Wednesday, July 6, 2011

Coming-of-age

You were just informed today by the executive editor of the publisher of your forthcoming book that the copy editor had suggested the inclusion of yet another entry to your text, which itself is an enormous glossary of dramatic, literary, and writing concepts.  Copyeditors being what and how they are--and are you ever grateful on a personal level--yours was concerned that not enough readers of your work would know the term bildungsroman.

The fact that the word, Germanic in origin, is rendered in roman type face in an American, Canadian, or English text speaks with some eloquence to the fact of it being, as the Brits would have it, a not unknown word in English.  But copyeditors operate on a particular level of intelligence that is focused on wanting you to have things you need at hand.

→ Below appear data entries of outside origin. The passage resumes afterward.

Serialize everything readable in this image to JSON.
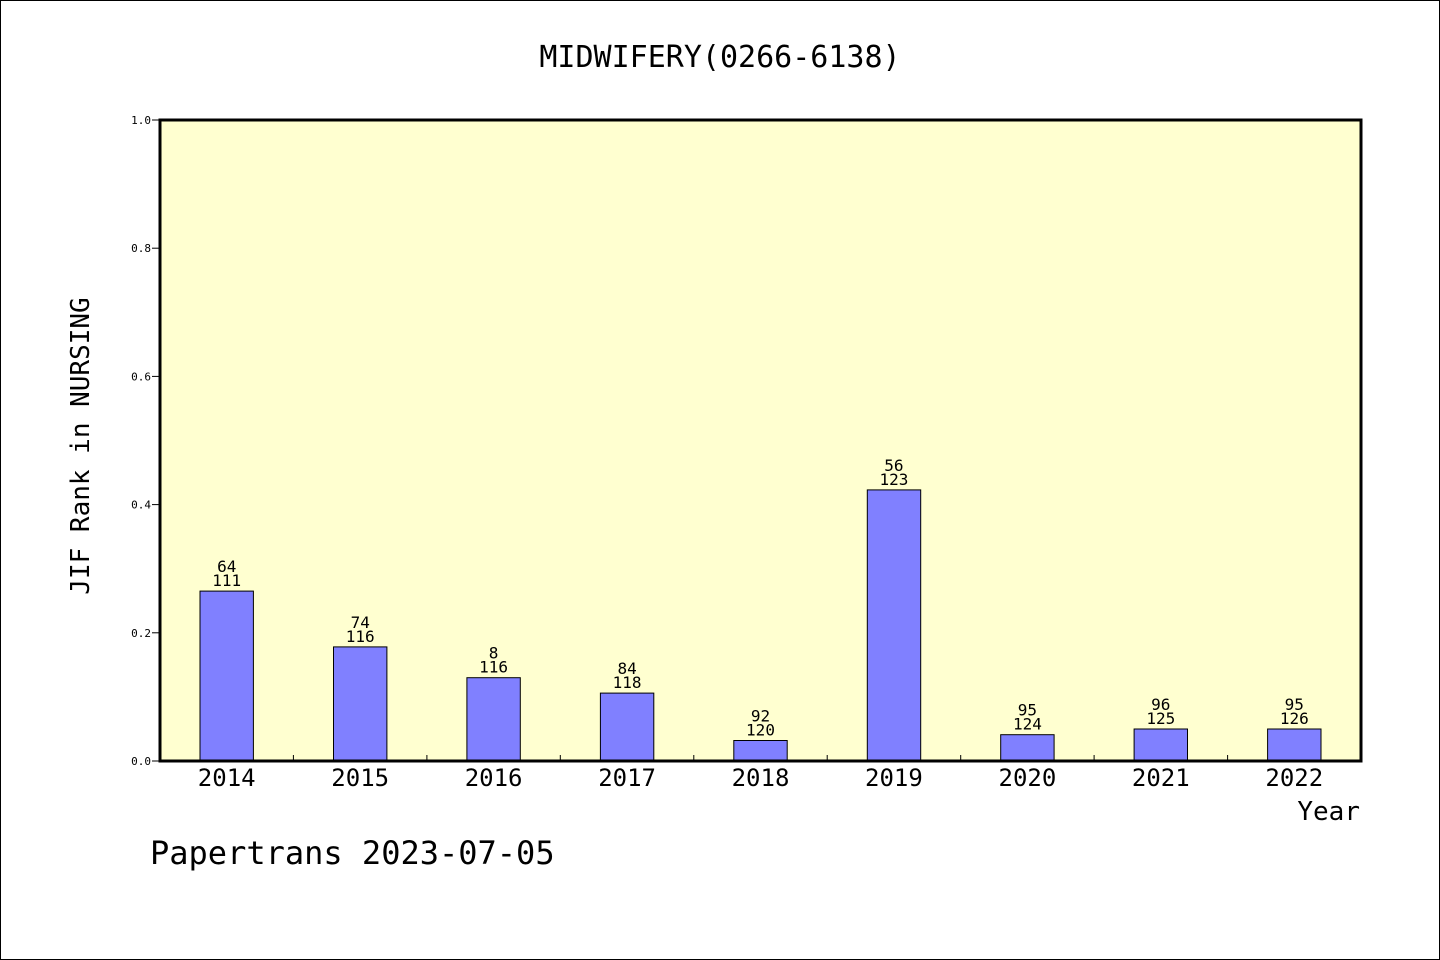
{
  "chart_data": {
    "type": "bar",
    "title": "MIDWIFERY(0266-6138)",
    "xlabel": "Year",
    "ylabel": "JIF Rank in NURSING",
    "categories": [
      "2014",
      "2015",
      "2016",
      "2017",
      "2018",
      "2019",
      "2020",
      "2021",
      "2022"
    ],
    "series": [
      {
        "values": [
          0.265,
          0.178,
          0.13,
          0.106,
          0.032,
          0.423,
          0.041,
          0.05,
          0.05
        ],
        "rank": [
          "64",
          "74",
          "8",
          "84",
          "92",
          "56",
          "95",
          "96",
          "95"
        ],
        "total": [
          "111",
          "116",
          "116",
          "118",
          "120",
          "123",
          "124",
          "125",
          "126"
        ]
      }
    ],
    "ylim": [
      0,
      1.0
    ],
    "yticks": [
      "0.0",
      "0.2",
      "0.4",
      "0.6",
      "0.8",
      "1.0"
    ],
    "grid": false,
    "colors": {
      "plot_background": "#ffffd0",
      "bar_fill": "#8080ff",
      "bar_stroke": "#000000"
    }
  },
  "footer": {
    "watermark": "Papertrans 2023-07-05"
  }
}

You agreed to give the matter some thought, particularly along the lines of  producing a separate entry for "coming-of-age," then linking it to bildungsroman.  While you were giving the matter some thought, you were spending some time back in the sand box of your own coming-of-age, both as a person and as a writer.  Even though you are now officially visible as a person and a writer who has come of age, you still wonder if looks are deceptive; are you in actual and literary fact "of age?"

True enough, you are not told these days as often as you were in "those" days to act your age.  Being told that often provoked the response that although you might be acting out, you were not merely acting; what they saw was what they were getting and even if what they saw was not mature, you were not going to pretend to be mature in order to shut them the fuck up.

For a great many years, presumably years in which you were either coming in actuality to be of age or approximating that goal, you gave Reality priority over your own vision.  Relatively few individuals urged you to give your own vision priority.  Among these were Rachel Maddux (1912-83), whom you are proud to call your mentor.  She was more concerned than you about your vision, in some large measure because she was smarter and because she knew the importance of vision where you were so sure of yourself that you believed you had it to throw away.  She could see right through you and yet was always supportive of what you thought you wanted to be.

It does not seem that she has been dead nearly thirty years, in part because for you she is not; she is still essential to your coming of age, whatever that age might be.  She is still unlimited reach.  One of your favorites of her stories had the title, "The Next, the New, the Promised."  You think of that title in the strangest, most wonderful places.  You think of it every time you begin a new project.

At the times you were closest to her, you wanted the world of Reality, aching for it at every turn, but she has always been there to remind you about the nature of illusion and, thus, the wisdom of seeking the counsel of your own vision.